No doubt the average juror, and, for that matter, the average judge might very strongly suspect that the defendant here had the requisite guilty knowledge. Nevertheless, on the state of this record such suspicion must be regarded as speculation rather than proof. Without going *624 so far as to say that there could not be a sufficiently strong set of facts based upon newspaper notoriety alone as to sustain a conviction, I am of the opinion that the facts here present no such case.
After scrutinizing this record in a light most favorable to the Government, including all reasonable inferences flowing therefrom, I do not find here substantial evidence justifying an inference of guilt. A judgment of acquittal will be entered.
NOTES
[1]  There were actually three counts to the indictment. At the end of the trial, the Government withdrew Count 3 and the Court directed a verdict of acquittal as to Count 2.

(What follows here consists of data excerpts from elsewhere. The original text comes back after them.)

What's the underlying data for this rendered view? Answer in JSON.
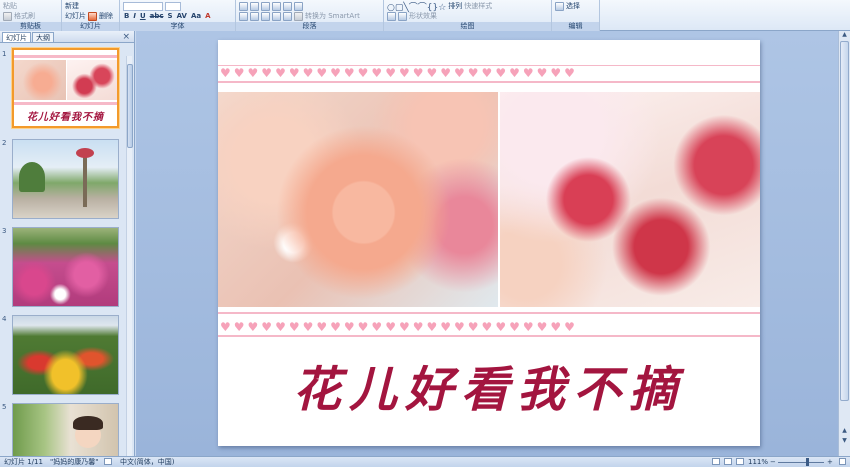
{
  "ribbon": {
    "clipboard": {
      "paste": "粘贴",
      "format_painter": "格式刷",
      "label": "剪贴板"
    },
    "slides": {
      "new_slide_line1": "新建",
      "new_slide_line2": "幻灯片",
      "delete": "删除",
      "label": "幻灯片"
    },
    "font": {
      "bold": "B",
      "italic": "I",
      "underline": "U",
      "strike": "abc",
      "shadow": "S",
      "spacing": "AV",
      "case": "Aa",
      "color": "A",
      "label": "字体"
    },
    "paragraph": {
      "convert_smartart": "转换为 SmartArt",
      "label": "段落"
    },
    "drawing": {
      "arrange": "排列",
      "quick_styles": "快速样式",
      "shape_effects": "形状效果",
      "shapes": "○▢╲⌒⌒{}☆",
      "label": "绘图"
    },
    "editing": {
      "select": "选择",
      "label": "编辑"
    }
  },
  "panel": {
    "tabs": [
      "幻灯片",
      "大纲"
    ],
    "close": "×",
    "thumbnails": [
      {
        "num": "1",
        "caption": "花儿好看我不摘"
      },
      {
        "num": "2"
      },
      {
        "num": "3"
      },
      {
        "num": "4"
      },
      {
        "num": "5"
      }
    ]
  },
  "slide": {
    "title": "花儿好看我不摘",
    "heart_glyph": "♥"
  },
  "status": {
    "slide_index": "幻灯片 1/11",
    "theme": "\"妈妈的康乃馨\"",
    "language": "中文(简体，中国)",
    "zoom": "111%",
    "zoom_minus": "−",
    "zoom_plus": "+"
  },
  "colors": {
    "title": "#a3153f",
    "heart": "#f6a2b9",
    "selection": "#f39a2b"
  }
}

[2]  Other evidence relied on by the Government has been scrutinized and rejected as having little or no probative force.
[3]  The facts of this case differ so widely from United States v. Minker, D.C., 197 F.Supp. 295, as to render that authority inapplicable here. True, that Court said "Defendant knew, or must be presumed to have known, of the existence of an excise tax on wagers * * *." However, the opinion points out that defendant had actually been informed of the tax obligation by a government officer. Moreover, the record established a persistent and long drawn-out activity in the numbers racket accompanied by consistent acts of deliberate concealment of records.